Op grond van artikel 58, vijfde lid, van de Participatiewet kan de vordering bij gebreke van tijdige betaling worden verhoogd met de op de terugvordering betrekking hebbende kosten. Loonbelasting en de premies volksverzekeringen waarvoor de gemeente die de bijstand verstrekt krachtens de Wet op de loonbelasting 1964 inhoudingsplichtige is, kunnen worden teruggevorderd, voor zover deze belasting en premies niet verrekend kunnen worden met de door het college af te dragen loonbelasting en premies volksverzekeringen.

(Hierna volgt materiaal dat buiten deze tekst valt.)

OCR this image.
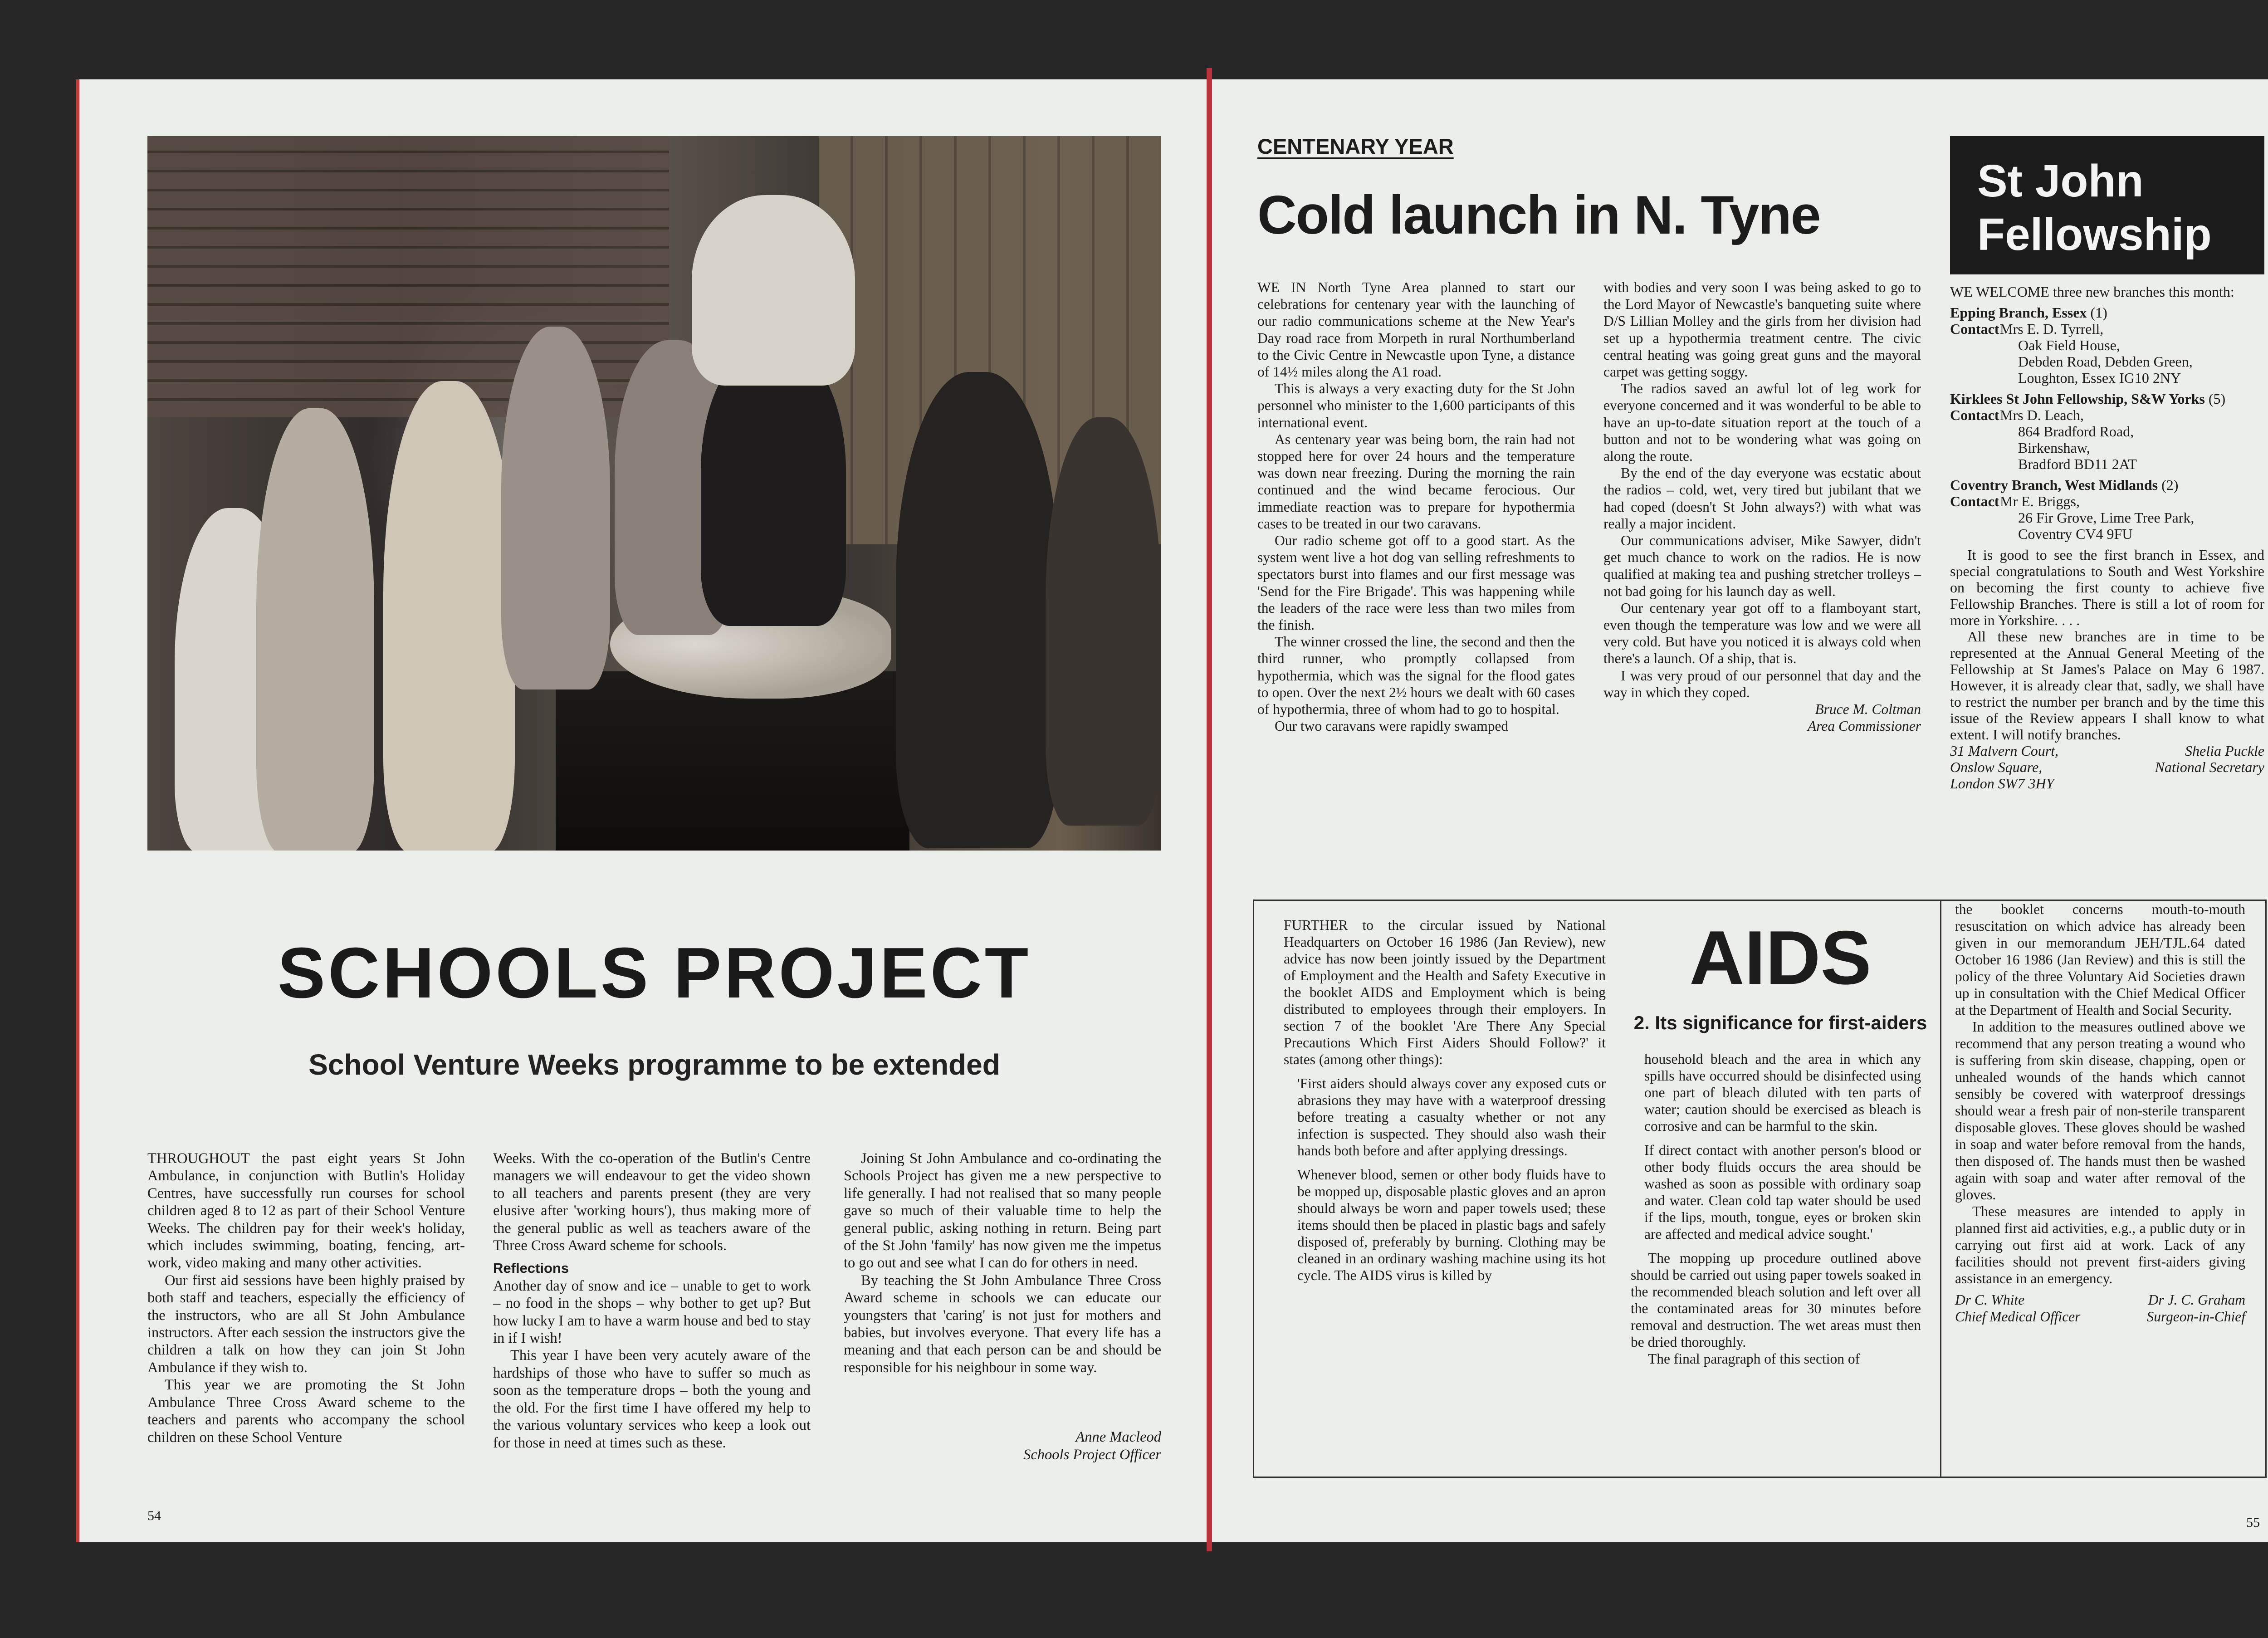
SCHOOLS PROJECT
School Venture Weeks programme to be extended

THROUGHOUT the past eight years St John Ambulance, in conjunction with Butlin's Holiday Centres, have successfully run courses for school children aged 8 to 12 as part of their School Venture Weeks. The children pay for their week's holiday, which includes swimming, boating, fencing, art-work, video making and many other activities.

Our first aid sessions have been highly praised by both staff and teachers, especially the efficiency of the instructors, who are all St John Ambulance instructors. After each session the instructors give the children a talk on how they can join St John Ambulance if they wish to.

This year we are promoting the St John Ambulance Three Cross Award scheme to the teachers and parents who accompany the school children on these School Venture

Weeks. With the co-operation of the Butlin's Centre managers we will endeavour to get the video shown to all teachers and parents present (they are very elusive after 'working hours'), thus making more of the general public as well as teachers aware of the Three Cross Award scheme for schools.

Reflections

Another day of snow and ice – unable to get to work – no food in the shops – why bother to get up? But how lucky I am to have a warm house and bed to stay in if I wish!

This year I have been very acutely aware of the hardships of those who have to suffer so much as soon as the temperature drops – both the young and the old. For the first time I have offered my help to the various voluntary services who keep a look out for those in need at times such as these.

Joining St John Ambulance and co-ordinating the Schools Project has given me a new perspective to life generally. I had not realised that so many people gave so much of their valuable time to help the general public, asking nothing in return. Being part of the St John 'family' has now given me the impetus to go out and see what I can do for others in need.

By teaching the St John Ambulance Three Cross Award scheme in schools we can educate our youngsters that 'caring' is not just for mothers and babies, but involves everyone. That every life has a meaning and that each person can be and should be responsible for his neighbour in some way.

Anne Macleod

Schools Project Officer

54
CENTENARY YEAR
Cold launch in N. Tyne

WE IN North Tyne Area planned to start our celebrations for centenary year with the launching of our radio communications scheme at the New Year's Day road race from Morpeth in rural Northumberland to the Civic Centre in Newcastle upon Tyne, a distance of 14½ miles along the A1 road.

This is always a very exacting duty for the St John personnel who minister to the 1,600 participants of this international event.

As centenary year was being born, the rain had not stopped here for over 24 hours and the temperature was down near freezing. During the morning the rain continued and the wind became ferocious. Our immediate reaction was to prepare for hypothermia cases to be treated in our two caravans.

Our radio scheme got off to a good start. As the system went live a hot dog van selling refreshments to spectators burst into flames and our first message was 'Send for the Fire Brigade'. This was happening while the leaders of the race were less than two miles from the finish.

The winner crossed the line, the second and then the third runner, who promptly collapsed from hypothermia, which was the signal for the flood gates to open. Over the next 2½ hours we dealt with 60 cases of hypothermia, three of whom had to go to hospital.

Our two caravans were rapidly swamped

with bodies and very soon I was being asked to go to the Lord Mayor of Newcastle's banqueting suite where D/S Lillian Molley and the girls from her division had set up a hypothermia treatment centre. The civic central heating was going great guns and the mayoral carpet was getting soggy.

The radios saved an awful lot of leg work for everyone concerned and it was wonderful to be able to have an up-to-date situation report at the touch of a button and not to be wondering what was going on along the route.

By the end of the day everyone was ecstatic about the radios – cold, wet, very tired but jubilant that we had coped (doesn't St John always?) with what was really a major incident.

Our communications adviser, Mike Sawyer, didn't get much chance to work on the radios. He is now qualified at making tea and pushing stretcher trolleys – not bad going for his launch day as well.

Our centenary year got off to a flamboyant start, even though the temperature was low and we were all very cold. But have you noticed it is always cold when there's a launch. Of a ship, that is.

I was very proud of our personnel that day and the way in which they coped.

Bruce M. Coltman

Area Commissioner

St John
Fellowship

WE WELCOME three new branches this month:

Epping Branch, Essex (1)
Contact Mrs E. D. Tyrrell,
Oak Field House,
Debden Road, Debden Green,
Loughton, Essex IG10 2NY
Kirklees St John Fellowship, S&W Yorks (5)
Contact Mrs D. Leach,
864 Bradford Road,
Birkenshaw,
Bradford BD11 2AT
Coventry Branch, West Midlands (2)
Contact Mr E. Briggs,
26 Fir Grove, Lime Tree Park,
Coventry CV4 9FU

It is good to see the first branch in Essex, and special congratulations to South and West Yorkshire on becoming the first county to achieve five Fellowship Branches. There is still a lot of room for more in Yorkshire. . . .

All these new branches are in time to be represented at the Annual General Meeting of the Fellowship at St James's Palace on May 6 1987. However, it is already clear that, sadly, we shall have to restrict the number per branch and by the time this issue of the Review appears I shall know to what extent. I will notify branches.

31 Malvern Court,	Shelia Puckle
Onslow Square,	National Secretary
London SW7 3HY
AIDS
2. Its significance for first-aiders

FURTHER to the circular issued by National Headquarters on October 16 1986 (Jan Review), new advice has now been jointly issued by the Department of Employment and the Health and Safety Executive in the booklet AIDS and Employment which is being distributed to employees through their employers. In section 7 of the booklet 'Are There Any Special Precautions Which First Aiders Should Follow?' it states (among other things):

'First aiders should always cover any exposed cuts or abrasions they may have with a waterproof dressing before treating a casualty whether or not any infection is suspected. They should also wash their hands both before and after applying dressings.

Whenever blood, semen or other body fluids have to be mopped up, disposable plastic gloves and an apron should always be worn and paper towels used; these items should then be placed in plastic bags and safely disposed of, preferably by burning. Clothing may be cleaned in an ordinary washing machine using its hot cycle. The AIDS virus is killed by

household bleach and the area in which any spills have occurred should be disinfected using one part of bleach diluted with ten parts of water; caution should be exercised as bleach is corrosive and can be harmful to the skin.

If direct contact with another person's blood or other body fluids occurs the area should be washed as soon as possible with ordinary soap and water. Clean cold tap water should be used if the lips, mouth, tongue, eyes or broken skin are affected and medical advice sought.'

The mopping up procedure outlined above should be carried out using paper towels soaked in the recommended bleach solution and left over all the contaminated areas for 30 minutes before removal and destruction. The wet areas must then be dried thoroughly.

The final paragraph of this section of

the booklet concerns mouth-to-mouth resuscitation on which advice has already been given in our memorandum JEH/TJL.64 dated October 16 1986 (Jan Review) and this is still the policy of the three Voluntary Aid Societies drawn up in consultation with the Chief Medical Officer at the Department of Health and Social Security.

In addition to the measures outlined above we recommend that any person treating a wound who is suffering from skin disease, chapping, open or unhealed wounds of the hands which cannot sensibly be covered with waterproof dressings should wear a fresh pair of non-sterile transparent disposable gloves. These gloves should be washed in soap and water before removal from the hands, then disposed of. The hands must then be washed again with soap and water after removal of the gloves.

These measures are intended to apply in planned first aid activities, e.g., a public duty or in carrying out first aid at work. Lack of any facilities should not prevent first-aiders giving assistance in an emergency.

Dr C. White	Dr J. C. Graham
Chief Medical Officer	Surgeon-in-Chief
55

Op grond van artikel 58, achtste lid, van de Participatiewet kan het college besluiten geheel of gedeeltelijk van terugvordering af te zien als sprake is van dringende redenen.

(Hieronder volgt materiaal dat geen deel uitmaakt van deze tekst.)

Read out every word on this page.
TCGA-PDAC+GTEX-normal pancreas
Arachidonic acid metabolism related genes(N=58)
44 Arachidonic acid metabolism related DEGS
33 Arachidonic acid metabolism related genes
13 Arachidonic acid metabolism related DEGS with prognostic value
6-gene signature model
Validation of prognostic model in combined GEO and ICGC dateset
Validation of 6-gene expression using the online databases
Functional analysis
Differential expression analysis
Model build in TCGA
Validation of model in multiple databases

Beoordeling door de rechtbank
5. In een besluit van 3 augustus 2021 heeft het college het recht van eiseres op bijstand herzien over de periode 1 december 2020 tot en met 30 april 2021 wegens schending van de inlichtingenplicht. De rechtbank heeft ter zitting met partijen vastgesteld dat dit besluit inmiddels in rechte vaststaat. Dit betekent dat ook vaststaat dat eiseres ten onrechte, althans tot een te hoog bedrag, bijstand heeft ontvangen, en dat het college op grond van artikel 58, eerste lid, van de Participatiewet gehouden was om de betreffende bijstand terug te vorderen. Eiseres stelt weliswaar dat het terugvorderingsbedrag te hoog is, maar zij heeft deze stelling op geen enkele manier onderbouwd. De rechtbank ziet ook overigens geen aanleiding om te twijfelen aan de hoogte van het terugvorderingsbedrag zoals dat is gehandhaafd in het bestreden besluit.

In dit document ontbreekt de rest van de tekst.